(a) Find $3$ different natural numbers, relatively prime in pairs, such that the sum of any two is divisible by the third.
(b) Find $3$ different natural numbers such that the product of any two leaves a remainder of $1$ upon division by the third.
(a) If try to do by algebraic reasoning, then unable to find the representation of the different naturals that are relatively prime in pairs. Any way to represent $3$ relatively prime pairs seems impossible. Then what is left is a finding of all such pairs for naturals in increasing order.
(b) Again need a proper approach that is not guess-work.
Note In face of answers and other sources, have edited my answer as below:
(a) First, need to represent using the Bezout's lemma the pairwise relatively prime pairs.
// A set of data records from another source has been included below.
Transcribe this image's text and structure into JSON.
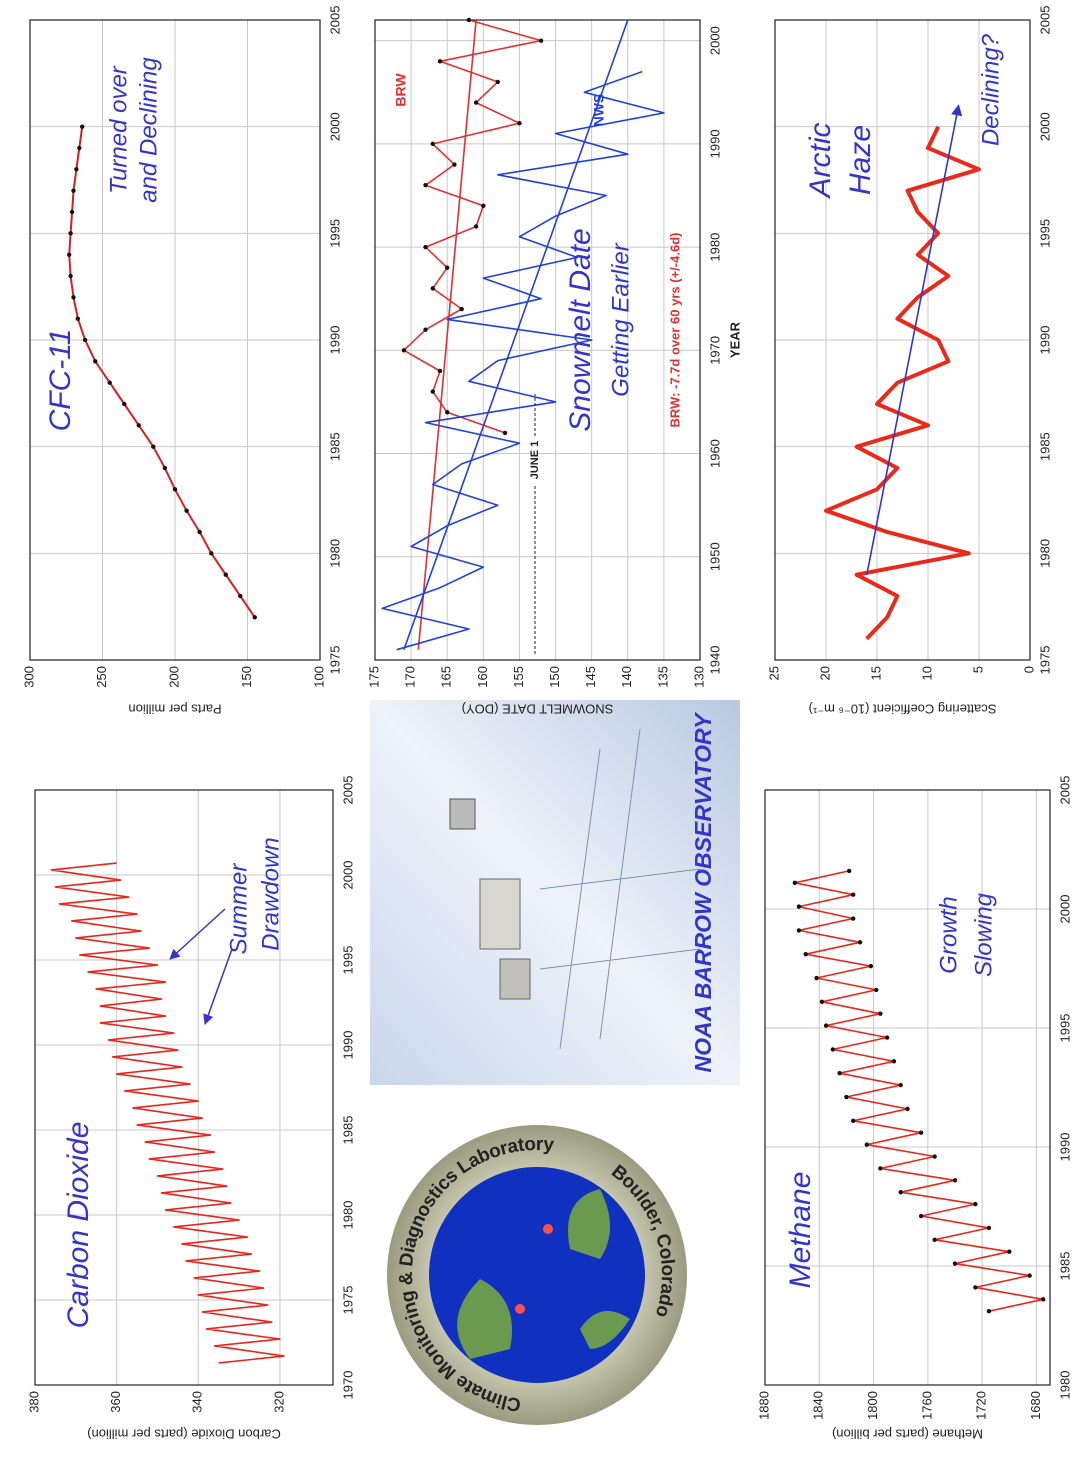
{
  "chart_data": [
    {
      "type": "line",
      "title": "Carbon Dioxide",
      "annotations": [
        "Summer",
        "Drawdown"
      ],
      "ylabel": "Carbon Dioxide (parts per million)",
      "x": [
        1971.3,
        1971.7,
        1972.3,
        1972.7,
        1973.3,
        1973.7,
        1974.3,
        1974.7,
        1975.3,
        1975.7,
        1976.3,
        1976.7,
        1977.3,
        1977.7,
        1978.3,
        1978.7,
        1979.3,
        1979.7,
        1980.3,
        1980.7,
        1981.3,
        1981.7,
        1982.3,
        1982.7,
        1983.3,
        1983.7,
        1984.3,
        1984.7,
        1985.3,
        1985.7,
        1986.3,
        1986.7,
        1987.3,
        1987.7,
        1988.3,
        1988.7,
        1989.3,
        1989.7,
        1990.3,
        1990.7,
        1991.3,
        1991.7,
        1992.3,
        1992.7,
        1993.3,
        1993.7,
        1994.3,
        1994.7,
        1995.3,
        1995.7,
        1996.3,
        1996.7,
        1997.3,
        1997.7,
        1998.3,
        1998.7,
        1999.3,
        1999.7,
        2000.3,
        2000.7
      ],
      "series": [
        {
          "color": "#e8261c",
          "width": 1.6,
          "values": [
            335,
            319,
            336,
            320,
            338,
            322,
            339,
            323,
            340,
            324,
            341,
            325,
            343,
            327,
            344,
            328,
            346,
            330,
            348,
            332,
            349,
            333,
            350,
            334,
            352,
            336,
            353,
            337,
            355,
            339,
            356,
            340,
            358,
            342,
            360,
            344,
            361,
            345,
            362,
            346,
            364,
            348,
            364,
            349,
            365,
            348,
            367,
            350,
            369,
            352,
            370,
            354,
            371,
            355,
            374,
            357,
            375,
            359,
            376,
            360
          ]
        }
      ],
      "xlim": [
        1970,
        2005
      ],
      "ylim": [
        307,
        380
      ],
      "xticks": [
        1970,
        1975,
        1980,
        1985,
        1990,
        1995,
        2000,
        2005
      ],
      "yticks": [
        320,
        340,
        360,
        380
      ],
      "grid": true
    },
    {
      "type": "line",
      "title": "CFC-11",
      "annotations": [
        "Turned over",
        "and Declining"
      ],
      "ylabel": "Parts per million",
      "x": [
        1977,
        1978,
        1979,
        1980,
        1981,
        1982,
        1983,
        1984,
        1985,
        1986,
        1987,
        1988,
        1989,
        1990,
        1991,
        1992,
        1993,
        1994,
        1995,
        1996,
        1997,
        1998,
        1999,
        2000
      ],
      "series": [
        {
          "color": "#d42020",
          "width": 2,
          "marker_color": "#111111",
          "values": [
            145,
            155,
            165,
            175,
            183,
            192,
            200,
            207,
            215,
            225,
            235,
            245,
            255,
            262,
            267,
            270,
            272,
            273,
            272,
            271,
            270,
            268,
            266,
            264
          ]
        }
      ],
      "xlim": [
        1975,
        2005
      ],
      "ylim": [
        100,
        300
      ],
      "xticks": [
        1975,
        1980,
        1985,
        1990,
        1995,
        2000,
        2005
      ],
      "yticks": [
        100,
        150,
        200,
        250,
        300
      ],
      "grid": true
    },
    {
      "type": "line",
      "title": "Snowmelt Date",
      "annotations": [
        "Getting Earlier",
        "JUNE 1",
        "BRW: -7.7d over 60 yrs (+/-4.6d)"
      ],
      "ylabel": "SNOWMELT DATE (DOY)",
      "xlabel": "YEAR",
      "series": [
        {
          "name": "BRW",
          "color": "#e03030",
          "width": 1.6,
          "marker_color": "#111111",
          "x": [
            1962,
            1964,
            1966,
            1968,
            1970,
            1972,
            1974,
            1976,
            1978,
            1980,
            1982,
            1984,
            1986,
            1988,
            1990,
            1992,
            1994,
            1996,
            1998,
            2000,
            2002
          ],
          "values": [
            157,
            165,
            167,
            166,
            171,
            168,
            163,
            167,
            165,
            168,
            161,
            160,
            168,
            164,
            167,
            155,
            161,
            158,
            166,
            152,
            162
          ],
          "trend": {
            "x": [
              1941,
              2002
            ],
            "values": [
              169,
              161
            ]
          }
        },
        {
          "name": "NWS",
          "color": "#2040e0",
          "width": 1.6,
          "x": [
            1941,
            1943,
            1945,
            1947,
            1949,
            1951,
            1953,
            1955,
            1957,
            1959,
            1961,
            1963,
            1965,
            1967,
            1969,
            1971,
            1973,
            1975,
            1977,
            1979,
            1981,
            1983,
            1985,
            1987,
            1989,
            1991,
            1993,
            1995,
            1997
          ],
          "values": [
            172,
            162,
            174,
            166,
            160,
            170,
            165,
            158,
            167,
            163,
            155,
            168,
            150,
            162,
            158,
            145,
            165,
            152,
            160,
            147,
            155,
            150,
            143,
            158,
            140,
            150,
            135,
            146,
            138
          ],
          "trend": {
            "x": [
              1941,
              2002
            ],
            "values": [
              171,
              140
            ]
          }
        }
      ],
      "xlim": [
        1940,
        2002
      ],
      "ylim": [
        130,
        175
      ],
      "xticks": [
        1940,
        1950,
        1960,
        1970,
        1980,
        1990,
        2000
      ],
      "yticks": [
        130,
        135,
        140,
        145,
        150,
        155,
        160,
        165,
        170,
        175
      ],
      "grid": true
    },
    {
      "type": "line",
      "title": "Arctic",
      "annotations": [
        "Haze",
        "Declining?"
      ],
      "ylabel": "Scattering Coefficient (10⁻⁶ m⁻¹)",
      "x": [
        1976,
        1977,
        1978,
        1979,
        1980,
        1981,
        1982,
        1983,
        1984,
        1985,
        1986,
        1987,
        1988,
        1989,
        1990,
        1991,
        1992,
        1993,
        1994,
        1995,
        1996,
        1997,
        1998,
        1999,
        2000
      ],
      "series": [
        {
          "color": "#e82a1a",
          "width": 4,
          "values": [
            16,
            14,
            13,
            17,
            6,
            14,
            20,
            15,
            13,
            17,
            10,
            15,
            13,
            8,
            9,
            13,
            11,
            8,
            11,
            9,
            11,
            12,
            5,
            10,
            9
          ],
          "trend": {
            "x": [
              1979,
              2001
            ],
            "values": [
              16,
              7
            ]
          }
        }
      ],
      "xlim": [
        1975,
        2005
      ],
      "ylim": [
        0,
        25
      ],
      "xticks": [
        1975,
        1980,
        1985,
        1990,
        1995,
        2000,
        2005
      ],
      "yticks": [
        0,
        5,
        10,
        15,
        20,
        25
      ],
      "grid": true
    },
    {
      "type": "line",
      "title": "Methane",
      "annotations": [
        "Growth",
        "Slowing"
      ],
      "ylabel": "Methane (parts per billion)",
      "x": [
        1983.1,
        1983.6,
        1984.1,
        1984.6,
        1985.1,
        1985.6,
        1986.1,
        1986.6,
        1987.1,
        1987.6,
        1988.1,
        1988.6,
        1989.1,
        1989.6,
        1990.1,
        1990.6,
        1991.1,
        1991.6,
        1992.1,
        1992.6,
        1993.1,
        1993.6,
        1994.1,
        1994.6,
        1995.1,
        1995.6,
        1996.1,
        1996.6,
        1997.1,
        1997.6,
        1998.1,
        1998.6,
        1999.1,
        1999.6,
        2000.1,
        2000.6,
        2001.1,
        2001.6
      ],
      "series": [
        {
          "color": "#e8261c",
          "width": 1.6,
          "marker_color": "#111111",
          "values": [
            1715,
            1675,
            1725,
            1685,
            1740,
            1700,
            1755,
            1715,
            1765,
            1725,
            1780,
            1740,
            1795,
            1755,
            1805,
            1765,
            1815,
            1775,
            1820,
            1780,
            1825,
            1785,
            1830,
            1790,
            1835,
            1795,
            1838,
            1798,
            1842,
            1802,
            1850,
            1810,
            1855,
            1815,
            1855,
            1815,
            1858,
            1818
          ]
        }
      ],
      "xlim": [
        1980,
        2005
      ],
      "ylim": [
        1670,
        1880
      ],
      "xticks": [
        1980,
        1985,
        1990,
        1995,
        2000,
        2005
      ],
      "yticks": [
        1680,
        1720,
        1760,
        1800,
        1840,
        1880
      ],
      "grid": true
    }
  ],
  "photo": {
    "caption": "NOAA BARROW OBSERVATORY"
  },
  "logo": {
    "name": "Climate Monitoring & Diagnostics Laboratory",
    "location": "Boulder, Colorado"
  }
}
Say,
$\exists l,m,n,o,p,q,r,s,t, \in \mathbb{Z}$ s.t.
(i)$la+mb=1,$
(ii) $ob+pc=1,$
(iii)$ ra+sb=1$.
To show divisibility for the sum of any two by the third natural, requires following algebraic reasoning:
$\exists x,y,z \in \mathbb{N}$, s.t.
(iv)$a+b = xc \implies c = \frac{(a+b)}{x}$,
(v)$ b+c = ya\implies a = \frac{(c+b)}{y}$,
(vi)$a+c=zb\implies b = \frac{(a+c)}{z}$.
It seems that it is not easy to combine such two different algebraic representations.
Question (a): Hint: the following triples $(a,b,c)$ are solutions: $$ a=1, \qquad b=1, \qquad c=1; $$ $$ a=1, \qquad b=1, \qquad c=2; $$ $$ a=1, \qquad b=2, \qquad c=3. $$ (Every permutation of each of the above is a solution as well. The requirement that $a,b,c$ should be different leaves only the latter triple, i.e. any permutation of $1,2,3$.)
Now let us prove that there are no other solutions. (See also the last page of this problem set.)
Proof. Let $a<b<c$. Then $a+b<2c$. But $c$ must divide $a+b$, therefore $c=a+b$.
So we have $b\ | \ (a+c)$; that is $b\ | \ (2a+b)$. Therefore $b\ | \ (2a)$. But $2b>2a$, so in order for $b\ | \ (2a)$ we must have $b=2a$. We have thus found that $$ b=2a, \qquad c=a+b=3a. $$ Therefore any triple $(a,2a,3a), \ a\in{\mathbb N},$ is a solution (not necessarily coprime!) -- and no other triple would work. The positive integers $(a,2a,3a)$ have a common divisor $a$; these integers are coprime if and only if $a=1$. We have thus proved that the only coprime solution is $(a,2a,3a)$ with $a=1$, that is, $(1,2,3)$.